El duelo no me es ajeno. Al fin y al cabo, llevo vivo casi 65 años. Y durante casi 40 de ellos he ejercido de psicoterapeuta y asistido a las personas en sus duelos. Cualquier terapeuta te dirá que la muerte no es el único motivo posible de un duelo. Durante el luto, lo mejor de nosotros —nuestra capacidad de amar— se convierte en la fuente de nuestro sufrimiento. Es un milagro que todo ese dolor no se prolongue y que cualquier persona sea capaz de volver a amar, en vez de vagar por la vida, aturdida por su crueldad. Y es sorprendente que alguien crea que el duelo tiene sus etapas y límites temporales, o que sepamos lo suficiente sobre cómo funciona para saber qué esperar de él.

Cuando la Asociación Estadounidense de Psiquiatría añadió el trastorno de duelo prolongado a su Manual diagnóstico y estadístico de los trastornos mentales, la presidenta de la organización, Vivian B. Pender, explicó que, debido a “las circunstancias que estamos viviendo”, hay más personas susceptibles a episodios de duelo prolongados. La asociación señaló que, además de las muertes por COVID-19, los estadounidenses se enfrentaban a muchas catástrofes que aún no han terminado, que, entonces eran, entre otras, “la retirada de Afganistán, inundaciones, incendios, huracanes y la violencia con armas de fuego”. Las ocasiones para el duelo, prolongado o no, parecen aumentar, y hay más cosas por las que llorar, además de por la pérdida de los seres queridos por el COVID-19, por la guerra o por el cambio climático. Sumadas con nuestra política polarizada y paralizada, estas calamidades parecen amenazar los cimientos de nuestros mundos cultural, político y natural. Convertir el duelo en un trastorno mental, al menos, llama la atención sobre la enormidad de las pérdidas que enfrentamos y al luto que subyace a todas ellas: la pérdida de lo familiar. A menudo me enfrento con las perturbaciones que producen las pérdidas. Pero, aunque tengas que esforzarte un poco para verla, la pérdida siempre está ahí, merodeando detrás de la ira: la pérdida de control, de certidumbre, de la confianza en que el trabajo duro y la constancia darán como fruto una vida predecible y segura.
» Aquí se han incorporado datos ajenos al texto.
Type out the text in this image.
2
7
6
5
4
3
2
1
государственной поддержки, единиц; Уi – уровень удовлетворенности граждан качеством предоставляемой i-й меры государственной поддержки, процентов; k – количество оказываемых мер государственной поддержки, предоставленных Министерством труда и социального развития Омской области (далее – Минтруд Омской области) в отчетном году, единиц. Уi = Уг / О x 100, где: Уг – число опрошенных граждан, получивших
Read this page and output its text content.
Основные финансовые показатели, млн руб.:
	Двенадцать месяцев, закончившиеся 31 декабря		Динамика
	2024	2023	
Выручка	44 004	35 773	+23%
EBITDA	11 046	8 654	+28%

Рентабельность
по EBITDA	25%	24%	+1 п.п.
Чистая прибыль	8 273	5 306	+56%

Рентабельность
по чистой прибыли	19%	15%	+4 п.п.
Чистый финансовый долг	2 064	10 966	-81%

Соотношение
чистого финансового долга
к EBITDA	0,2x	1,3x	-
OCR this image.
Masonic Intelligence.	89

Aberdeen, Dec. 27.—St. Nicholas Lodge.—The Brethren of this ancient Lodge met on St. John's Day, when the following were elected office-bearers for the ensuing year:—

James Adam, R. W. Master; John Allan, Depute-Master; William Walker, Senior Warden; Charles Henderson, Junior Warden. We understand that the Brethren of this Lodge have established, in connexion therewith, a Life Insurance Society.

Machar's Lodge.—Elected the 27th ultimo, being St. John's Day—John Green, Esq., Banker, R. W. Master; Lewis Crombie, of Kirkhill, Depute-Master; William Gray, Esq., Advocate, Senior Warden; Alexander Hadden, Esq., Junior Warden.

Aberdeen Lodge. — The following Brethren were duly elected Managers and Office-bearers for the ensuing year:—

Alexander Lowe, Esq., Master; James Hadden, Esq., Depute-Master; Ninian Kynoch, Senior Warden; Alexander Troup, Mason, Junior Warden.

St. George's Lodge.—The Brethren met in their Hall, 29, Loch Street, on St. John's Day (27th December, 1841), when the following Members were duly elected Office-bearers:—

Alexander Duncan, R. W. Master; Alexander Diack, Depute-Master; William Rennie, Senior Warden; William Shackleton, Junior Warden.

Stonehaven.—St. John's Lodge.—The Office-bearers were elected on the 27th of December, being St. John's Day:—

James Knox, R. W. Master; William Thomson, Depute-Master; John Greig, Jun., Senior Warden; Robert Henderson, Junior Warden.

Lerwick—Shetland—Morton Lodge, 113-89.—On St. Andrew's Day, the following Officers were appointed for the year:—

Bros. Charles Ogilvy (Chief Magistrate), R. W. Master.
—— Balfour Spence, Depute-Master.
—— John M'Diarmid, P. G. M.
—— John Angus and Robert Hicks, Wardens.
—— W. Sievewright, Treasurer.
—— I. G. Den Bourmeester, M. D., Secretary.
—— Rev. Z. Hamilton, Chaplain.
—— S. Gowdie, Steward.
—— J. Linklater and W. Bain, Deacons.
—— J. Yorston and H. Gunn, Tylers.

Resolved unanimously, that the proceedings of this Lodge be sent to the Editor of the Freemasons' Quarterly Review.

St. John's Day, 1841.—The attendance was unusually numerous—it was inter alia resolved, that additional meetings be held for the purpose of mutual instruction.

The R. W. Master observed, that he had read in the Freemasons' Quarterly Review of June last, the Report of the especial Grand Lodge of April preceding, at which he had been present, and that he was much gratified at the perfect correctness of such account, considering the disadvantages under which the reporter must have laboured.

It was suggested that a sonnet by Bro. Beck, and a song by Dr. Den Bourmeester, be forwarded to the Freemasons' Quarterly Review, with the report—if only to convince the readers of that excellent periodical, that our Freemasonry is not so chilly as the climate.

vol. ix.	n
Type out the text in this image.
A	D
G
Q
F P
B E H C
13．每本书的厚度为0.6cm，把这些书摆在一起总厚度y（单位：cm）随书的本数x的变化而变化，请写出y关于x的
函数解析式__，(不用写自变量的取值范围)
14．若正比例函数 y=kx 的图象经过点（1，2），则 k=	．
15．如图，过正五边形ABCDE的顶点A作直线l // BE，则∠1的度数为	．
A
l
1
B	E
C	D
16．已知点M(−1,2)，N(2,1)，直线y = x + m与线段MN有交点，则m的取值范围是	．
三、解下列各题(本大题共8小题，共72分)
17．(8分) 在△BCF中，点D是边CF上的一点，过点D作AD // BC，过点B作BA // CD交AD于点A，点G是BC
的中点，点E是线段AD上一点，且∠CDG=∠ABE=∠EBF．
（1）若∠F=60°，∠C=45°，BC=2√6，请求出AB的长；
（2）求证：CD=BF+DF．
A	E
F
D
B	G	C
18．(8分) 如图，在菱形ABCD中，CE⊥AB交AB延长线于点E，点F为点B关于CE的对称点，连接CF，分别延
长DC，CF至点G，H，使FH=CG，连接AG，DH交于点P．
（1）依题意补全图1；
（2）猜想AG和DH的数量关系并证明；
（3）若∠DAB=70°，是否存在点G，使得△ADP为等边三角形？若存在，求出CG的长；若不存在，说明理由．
También siento nostalgia por la época en la cual prevaleció el sueño de la Ilustración. Esa tolerancia nos ayudaría a superar nuestras diferencias para que la razón las resolviera, con los hechos como nuestro terreno común. Esa ecuanimidad y esa libertad podrían empujarnos en direcciones distintas, pero no nos separarían. Como mínimo, podríamos unirnos para combatir un virus. Yo también siento una pérdida y estoy con el corazón roto por la incipiente desaparición de un mundo común, tan destrozado que ni siquiera podemos ponernos de acuerdo en qué se ha perdido, y menos aún llorarlo al unísono. O, ya de paso, recoger los pedazos y ver si podemos diseñar algo mejor a partir de ellos.

Puede que la asociación de psiquiatría esté en lo correcto al convertir el trastorno de duelo prolongado en una enfermedad y citar la variedad de calamidades histórico- universales para respaldar esta afirmación. No porque el diagnóstico vaya a encontrar circuitos cerebrales descarriados que tratar, sino porque, a medida que los eslabones de la cadena de suministro de nuestro mundo conocido se debiliten y se rompan, quizá necesitemos que nos recuerden que, detrás de la indignación y la culpa está el duelo, y que no tenemos a nadie que nos consuele por nuestras pérdidas o con quien construir algo nuevo, excepto unos a otros.

Gary Greenberg es psicoterapeuta y columnista de The New York Times.